Il viaggio negli Stati Uniti riprenderà per 33 paesi a cui attualmente non è consentito l’ingresso diretto. Le nazioni che potranno viaggiare negli USA sono quelle dell’area Schengen (22 membri dell’Unione Europea più Islanda, Liechtenstein, Norvegia e Svizzera), Cina, Regno Unito, Irlanda, Iran, Sud Africa, Brasile e India. Le persone che arrivano ai punti di ingresso negli Stati Uniti in aereo devono mostrare la prova della vaccinazione e un test Covid-19 negativo. La quarantena all’arrivo non sarà richiesta.

Test negativi

I viaggiatori devono fornire un test Covid-19 negativo condotto entro tre giorni dall’imbarco su un volo per gli Stati Uniti.

Cosa succede se non sono vaccinato?

L’ingresso negli Stati Uniti sarà negato alle persone non vaccinate. Devono essere trascorse due settimane tra la dose finale del vaccino e il viaggio negli Stati Uniti.

Nuovo sistema di tracciamento dei contatti

Le compagnie aeree raccoglieranno le informazioni di contatto (numeri di telefono e indirizzi e-mail) per essere in grado di raggiungere i passeggeri e avvisarli se sono stati potenzialmente esposti al virus durante il volo. Le compagnie aeree devono conservare queste informazioni per 30 giorni.
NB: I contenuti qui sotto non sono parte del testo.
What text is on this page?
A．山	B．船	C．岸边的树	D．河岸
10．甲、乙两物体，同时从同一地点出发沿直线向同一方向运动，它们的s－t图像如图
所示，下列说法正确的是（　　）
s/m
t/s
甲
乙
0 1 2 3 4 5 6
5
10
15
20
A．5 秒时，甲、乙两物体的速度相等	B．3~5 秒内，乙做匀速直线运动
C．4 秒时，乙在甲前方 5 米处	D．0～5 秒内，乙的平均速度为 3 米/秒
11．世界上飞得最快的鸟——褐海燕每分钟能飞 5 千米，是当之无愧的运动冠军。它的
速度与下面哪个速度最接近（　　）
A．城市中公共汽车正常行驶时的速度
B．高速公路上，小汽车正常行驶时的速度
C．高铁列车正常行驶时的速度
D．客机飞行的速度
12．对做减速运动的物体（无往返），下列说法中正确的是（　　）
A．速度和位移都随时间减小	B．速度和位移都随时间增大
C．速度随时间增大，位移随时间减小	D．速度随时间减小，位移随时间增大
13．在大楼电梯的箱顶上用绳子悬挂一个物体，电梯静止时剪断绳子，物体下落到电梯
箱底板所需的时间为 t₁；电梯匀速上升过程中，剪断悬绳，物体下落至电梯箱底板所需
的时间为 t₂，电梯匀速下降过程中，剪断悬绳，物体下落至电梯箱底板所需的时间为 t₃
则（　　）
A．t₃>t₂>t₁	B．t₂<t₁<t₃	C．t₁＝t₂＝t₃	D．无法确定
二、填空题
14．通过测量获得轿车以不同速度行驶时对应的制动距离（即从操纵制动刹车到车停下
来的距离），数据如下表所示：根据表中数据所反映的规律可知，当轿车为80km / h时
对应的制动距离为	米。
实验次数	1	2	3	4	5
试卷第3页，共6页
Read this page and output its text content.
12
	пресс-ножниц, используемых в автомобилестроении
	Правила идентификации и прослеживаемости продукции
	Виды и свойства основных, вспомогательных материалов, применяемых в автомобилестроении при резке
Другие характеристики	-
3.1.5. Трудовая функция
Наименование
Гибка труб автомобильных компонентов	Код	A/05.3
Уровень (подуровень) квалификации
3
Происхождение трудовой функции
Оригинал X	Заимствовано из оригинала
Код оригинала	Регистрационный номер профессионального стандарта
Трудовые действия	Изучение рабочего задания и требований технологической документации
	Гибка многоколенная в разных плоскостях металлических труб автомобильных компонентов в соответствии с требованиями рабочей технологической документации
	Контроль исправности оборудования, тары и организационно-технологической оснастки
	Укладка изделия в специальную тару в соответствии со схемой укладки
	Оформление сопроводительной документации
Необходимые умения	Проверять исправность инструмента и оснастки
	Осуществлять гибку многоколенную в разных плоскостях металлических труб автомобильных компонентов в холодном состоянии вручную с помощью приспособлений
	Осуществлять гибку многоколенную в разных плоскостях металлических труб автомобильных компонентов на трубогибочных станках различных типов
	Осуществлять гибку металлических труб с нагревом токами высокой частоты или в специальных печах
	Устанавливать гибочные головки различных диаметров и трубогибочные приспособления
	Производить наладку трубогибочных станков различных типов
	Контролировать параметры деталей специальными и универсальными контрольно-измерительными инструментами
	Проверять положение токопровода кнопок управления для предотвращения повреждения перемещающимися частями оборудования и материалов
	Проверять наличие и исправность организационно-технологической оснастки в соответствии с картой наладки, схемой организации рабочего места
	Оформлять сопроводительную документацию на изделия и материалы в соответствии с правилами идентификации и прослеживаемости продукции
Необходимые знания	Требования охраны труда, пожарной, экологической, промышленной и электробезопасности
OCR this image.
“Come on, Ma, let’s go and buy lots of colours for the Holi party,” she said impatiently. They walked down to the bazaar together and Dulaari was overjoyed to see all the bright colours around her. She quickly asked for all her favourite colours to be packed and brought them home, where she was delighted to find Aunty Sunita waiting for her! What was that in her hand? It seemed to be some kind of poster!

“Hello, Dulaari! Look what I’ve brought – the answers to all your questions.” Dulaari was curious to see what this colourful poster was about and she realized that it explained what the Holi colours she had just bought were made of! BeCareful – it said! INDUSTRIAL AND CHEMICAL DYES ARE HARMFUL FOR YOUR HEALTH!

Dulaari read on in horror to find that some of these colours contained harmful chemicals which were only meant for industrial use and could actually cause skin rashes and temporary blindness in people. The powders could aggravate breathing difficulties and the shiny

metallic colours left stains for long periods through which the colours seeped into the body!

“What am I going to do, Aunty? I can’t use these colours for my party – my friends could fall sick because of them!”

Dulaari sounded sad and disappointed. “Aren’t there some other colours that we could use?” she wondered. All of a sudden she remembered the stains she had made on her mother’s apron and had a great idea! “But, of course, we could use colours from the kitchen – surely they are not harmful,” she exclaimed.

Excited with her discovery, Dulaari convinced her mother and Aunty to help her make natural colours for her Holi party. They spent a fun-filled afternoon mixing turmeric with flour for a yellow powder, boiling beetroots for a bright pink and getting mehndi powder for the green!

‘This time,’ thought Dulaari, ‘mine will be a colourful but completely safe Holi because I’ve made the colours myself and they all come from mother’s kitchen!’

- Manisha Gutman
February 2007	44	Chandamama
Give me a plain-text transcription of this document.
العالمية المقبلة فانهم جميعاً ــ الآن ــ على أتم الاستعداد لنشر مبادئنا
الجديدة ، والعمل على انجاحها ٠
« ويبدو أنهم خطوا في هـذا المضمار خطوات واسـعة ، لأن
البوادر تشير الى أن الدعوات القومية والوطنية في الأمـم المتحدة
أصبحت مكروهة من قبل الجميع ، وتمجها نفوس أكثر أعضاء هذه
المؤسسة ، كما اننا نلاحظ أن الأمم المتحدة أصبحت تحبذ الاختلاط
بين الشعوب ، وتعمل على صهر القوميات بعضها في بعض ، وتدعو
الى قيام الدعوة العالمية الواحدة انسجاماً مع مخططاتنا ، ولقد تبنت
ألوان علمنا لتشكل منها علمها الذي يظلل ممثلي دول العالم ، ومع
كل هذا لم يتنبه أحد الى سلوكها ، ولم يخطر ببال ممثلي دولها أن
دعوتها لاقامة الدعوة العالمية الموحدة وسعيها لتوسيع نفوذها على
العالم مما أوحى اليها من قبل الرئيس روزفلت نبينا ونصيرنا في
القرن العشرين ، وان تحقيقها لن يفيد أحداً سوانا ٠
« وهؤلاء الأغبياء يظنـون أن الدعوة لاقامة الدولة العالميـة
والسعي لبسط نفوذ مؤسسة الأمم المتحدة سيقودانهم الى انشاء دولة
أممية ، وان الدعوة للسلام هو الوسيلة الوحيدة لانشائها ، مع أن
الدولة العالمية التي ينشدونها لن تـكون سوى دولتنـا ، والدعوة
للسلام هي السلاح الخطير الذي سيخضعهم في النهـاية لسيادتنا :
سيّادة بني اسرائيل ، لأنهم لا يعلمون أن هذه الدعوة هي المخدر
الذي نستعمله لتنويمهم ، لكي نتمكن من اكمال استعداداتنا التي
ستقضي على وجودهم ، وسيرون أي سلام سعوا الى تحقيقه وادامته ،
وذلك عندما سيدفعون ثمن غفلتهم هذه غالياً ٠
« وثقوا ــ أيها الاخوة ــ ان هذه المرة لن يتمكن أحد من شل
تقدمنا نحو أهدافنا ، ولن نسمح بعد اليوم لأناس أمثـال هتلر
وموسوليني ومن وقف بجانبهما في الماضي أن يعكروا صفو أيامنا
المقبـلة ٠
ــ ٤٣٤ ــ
I viaggiatori possono volare direttamente negli Stati Uniti

In base alle attuali restrizioni, i viaggiatori provenienti da paesi in cui si applicano le restrizioni potrebbero trascorrere 14 giorni in un paese non incluso nella lista di non volo (senza dover essere messi in quarantena) e quindi entrare negli Stati Uniti. Tale metodo però non sarà più necessario per viaggiare negli Stati Uniti.

Quali vaccini vengono accettati per entrare negli Stati Uniti?

I vaccini accettati dagli Stati Uniti devono essere approvati dall’Organizzazione Mondiale della Sanità o dalla Food and Drug Administration degli Stati Uniti. Al momento, questi includono Pfizer/BioNtech, AstraZeneca, Janssen (Johnson & Johnson), Moderna, Sinopharm e Sinovac/Coronavac.

Tra i vaccini che non hanno ricevuto l’approvazione dell’OMS ci sono Sputnik V, Novavax, Abdala e Soberana.

Le frontiere terrestri rimarranno chiuse

Ad eccezione dei viaggi essenziali, le frontiere terrestri degli Stati Uniti con Messico e Canada rimarranno chiuse ai viaggi almeno fino alla fine di ottobre. Tra i motivi considerati essenziali dalle ambasciate statunitensi in quei paesi ci sono scopi medici, lavoro, salute pubblica, commercio legale transfrontaliero, viaggi diplomatici, viaggi governativi e schieramenti militari.